Pada tahun 332 SM Iskandar Macedoni menguasai Palestina. Lalu, digantikan oleh orang-orang Romawi yang menjadikan Palestina dan wilayah-wilayah sekitar Syam berada di bawah kekuasaanya. Pada tahun 66 M Yahudi memantapkan penguasaannya atas Yerussalem. Lalu, mereka membunuh dan menggelandang orang-orang Yahudi. Pada tahun 614 M, Persia meguasai negeri Syam. Namun, pada tahun 627 M Romawi berhasil mengalahkan Persia dan mengusir mereka dari Syam.
Pada masa inilah Islam muncul. Tahun 15 H/636 M pasukan Islam berhasil memperoleh kemenangan mereka atas Al-Quds dan negeri Syam. Ini terjadi pada masa khalifah Umar al-Khattab. Umar datang sendiri ke Palestina dan menerima kunci-kunci gerbang Al-Quds tetap berada dalam naungan orang-orang Arab Islam. Kemudian secara berturut-turut dikuasai oleh raja-raja Islam (Khulafaur Rasyidin, Pemerintahan Ummayah, Abbasiyah, Bani Thulun, Akhsaydiyah, Fathimiyah, Ayyubiyah, dan Al-Mamalik). Kemudian orang-orang Turki Utsmaniyah menguasai wilayah ini sampai dengan tahun 1367 H/1948 M, kecuali pada perang Salib yaitu pada tahun 493 H-538 H/1099-1187 M.[3]
Pada akhir kekuasaan Turki Utsmani, terjadi imigrasi besar-besaran orang-orang Yahudi dari Eropa menuju empat kota penting di Palestina, yaitu Jerussalem, Safed, Tiberias, dan Hebron. Keempat daerah tersebut pada masa-masa selanjutnya bertransformasi menjadi pemukiman-pemukiman Yahudi. Ketika itu pula gerakan Zionisme mulai tumbuh dan berkembang luas. Gerakan zionisme adalah sebuah gerakan politik yang dilegitimasi oleh doktrin-doktrin agama yang menghendaki agar orang-orang Yahudi menguasai seluruh wilayah Palestina tanpa terkecuali. Inilah awal munculnya konflik berkepanjangan di Palestina dan wilayah-wilayah Arab lainnya.[4]

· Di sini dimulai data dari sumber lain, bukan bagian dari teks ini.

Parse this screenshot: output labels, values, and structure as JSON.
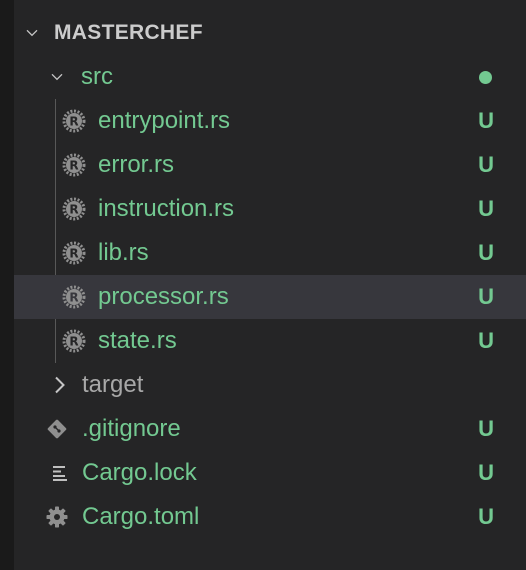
{
  "explorer": {
    "root": {
      "label": "MASTERCHEF",
      "icon": "chevron-down-icon"
    },
    "src_folder": {
      "label": "src",
      "icon": "chevron-down-icon",
      "status_indicator": "modified-dot",
      "status_color": "#73c991"
    },
    "src_files": [
      {
        "label": "entrypoint.rs",
        "status": "U",
        "icon": "rust-icon"
      },
      {
        "label": "error.rs",
        "status": "U",
        "icon": "rust-icon"
      },
      {
        "label": "instruction.rs",
        "status": "U",
        "icon": "rust-icon"
      },
      {
        "label": "lib.rs",
        "status": "U",
        "icon": "rust-icon"
      },
      {
        "label": "processor.rs",
        "status": "U",
        "icon": "rust-icon",
        "selected": true
      },
      {
        "label": "state.rs",
        "status": "U",
        "icon": "rust-icon"
      }
    ],
    "target_folder": {
      "label": "target",
      "icon": "chevron-right-icon"
    },
    "root_files": [
      {
        "label": ".gitignore",
        "status": "U",
        "icon": "git-icon"
      },
      {
        "label": "Cargo.lock",
        "status": "U",
        "icon": "lines-icon"
      },
      {
        "label": "Cargo.toml",
        "status": "U",
        "icon": "gear-icon"
      }
    ]
  },
  "colors": {
    "untracked": "#73c991",
    "ignored": "#a8a8a8",
    "background": "#252526",
    "selected_row": "#37373d"
  }
}
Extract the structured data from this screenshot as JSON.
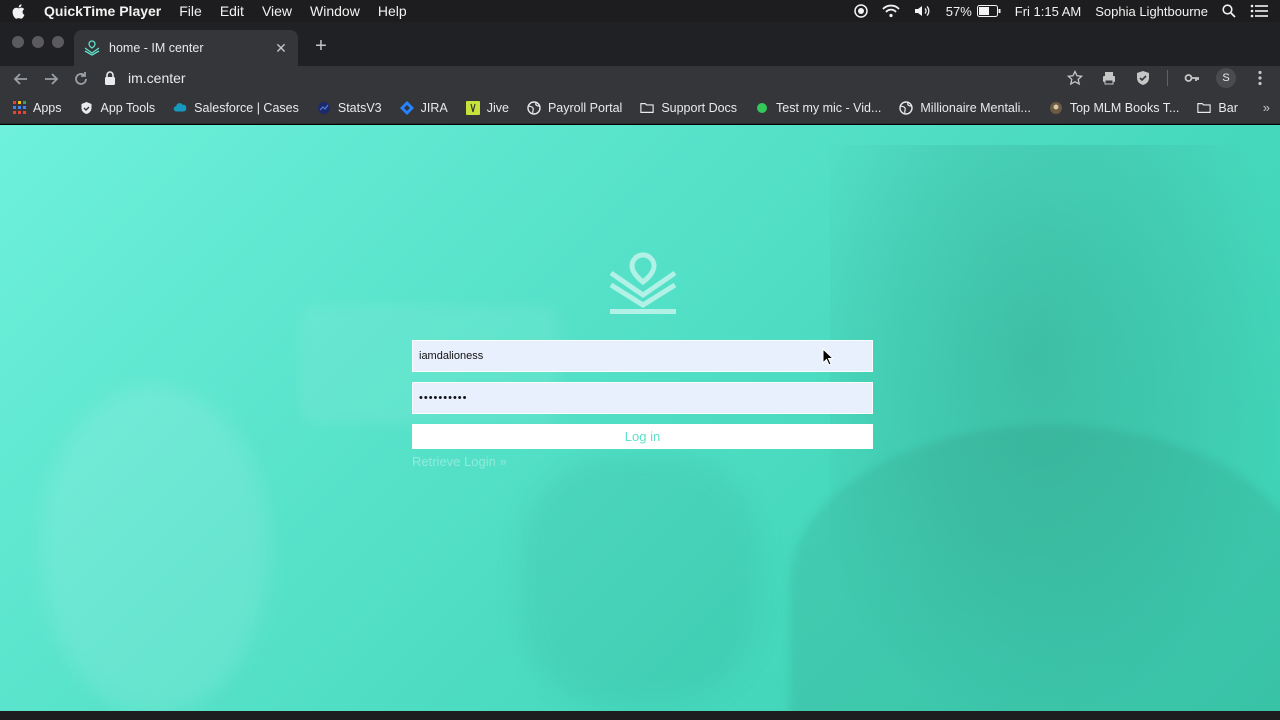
{
  "menubar": {
    "app_name": "QuickTime Player",
    "menus": [
      "File",
      "Edit",
      "View",
      "Window",
      "Help"
    ],
    "battery_percent": "57%",
    "clock": "Fri 1:15 AM",
    "user_name": "Sophia Lightbourne"
  },
  "browser": {
    "tab_title": "home - IM center",
    "url": "im.center",
    "profile_initial": "S",
    "bookmarks": [
      {
        "label": "Apps",
        "icon": "apps-grid-icon"
      },
      {
        "label": "App Tools",
        "icon": "shield-icon"
      },
      {
        "label": "Salesforce | Cases",
        "icon": "cloud-icon"
      },
      {
        "label": "StatsV3",
        "icon": "stats-icon"
      },
      {
        "label": "JIRA",
        "icon": "jira-icon"
      },
      {
        "label": "Jive",
        "icon": "jive-icon"
      },
      {
        "label": "Payroll Portal",
        "icon": "globe-icon"
      },
      {
        "label": "Support Docs",
        "icon": "folder-icon"
      },
      {
        "label": "Test my mic - Vid...",
        "icon": "mic-icon"
      },
      {
        "label": "Millionaire Mentali...",
        "icon": "globe-icon"
      },
      {
        "label": "Top MLM Books T...",
        "icon": "book-icon"
      },
      {
        "label": "Bar",
        "icon": "folder-icon"
      }
    ],
    "more_label": "»"
  },
  "login": {
    "username_value": "iamdalioness",
    "password_value": "••••••••••",
    "login_button": "Log in",
    "retrieve_link": "Retrieve Login »"
  },
  "colors": {
    "accent": "#5fe0ca",
    "background_teal": "#52dec6",
    "input_bg": "#e8f0fe"
  }
}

Setelah negara Israel diproklamirkan tahun 1948, PBB pada tahun 1949 mengeluarkan undang-undang yang membagi Palestina menjadi dua bagian. Pihak Yahudi mendapatkan daerah pesisir sekitar Tel Aviv, daerah di sekitar Danau Galilea dan daerah di Gurun Negev; Yerussalem dan Betlehem berada di bawah kendali internasional; adapun pihak Arab memperoleh sisanya. Secara kuantitatif pihak Yahudi mendapat 55% dari total area tanah Palestina. Namun pada kenyataannya Israel tetap saja berusaha mencaplok dari bagian bangsa Palestina. Dari luas Palestina yang sekitar 27.010 km2, seluruhnya berada di bawah penjajahan Israel. Hanya sebagian kecil dari wilayah itu yang berada di bawah kekuasaan Palestina. Data tahun 1998 menunjukkan bahwa penduduknya mencapai 7.200.000 jiwa.
Negara Palestina diproklamasikan oleh Ketua Organisasi Pembebasan Palestina (PLO) Yasser Arafat pada 15 November 1988., di Aljiria, ibukota Aljazair. Selain itu ditetapkan pula bahwa Yerussalem Timur (akan) menjadi ibukota Negara; sebagian Tepi barat dan seluruh jalur Gaza merupakan wilayah negara Palestina. Walaupun telah merdeka, penduduk Palestina belum merasakan kehidupan bermasyarakat dan berbangsa yang merdeka sepenuhnya, karena mereka kerap menghadapi intimidasi, kekerasan, dan bahkan serangan tentara Israel.[5]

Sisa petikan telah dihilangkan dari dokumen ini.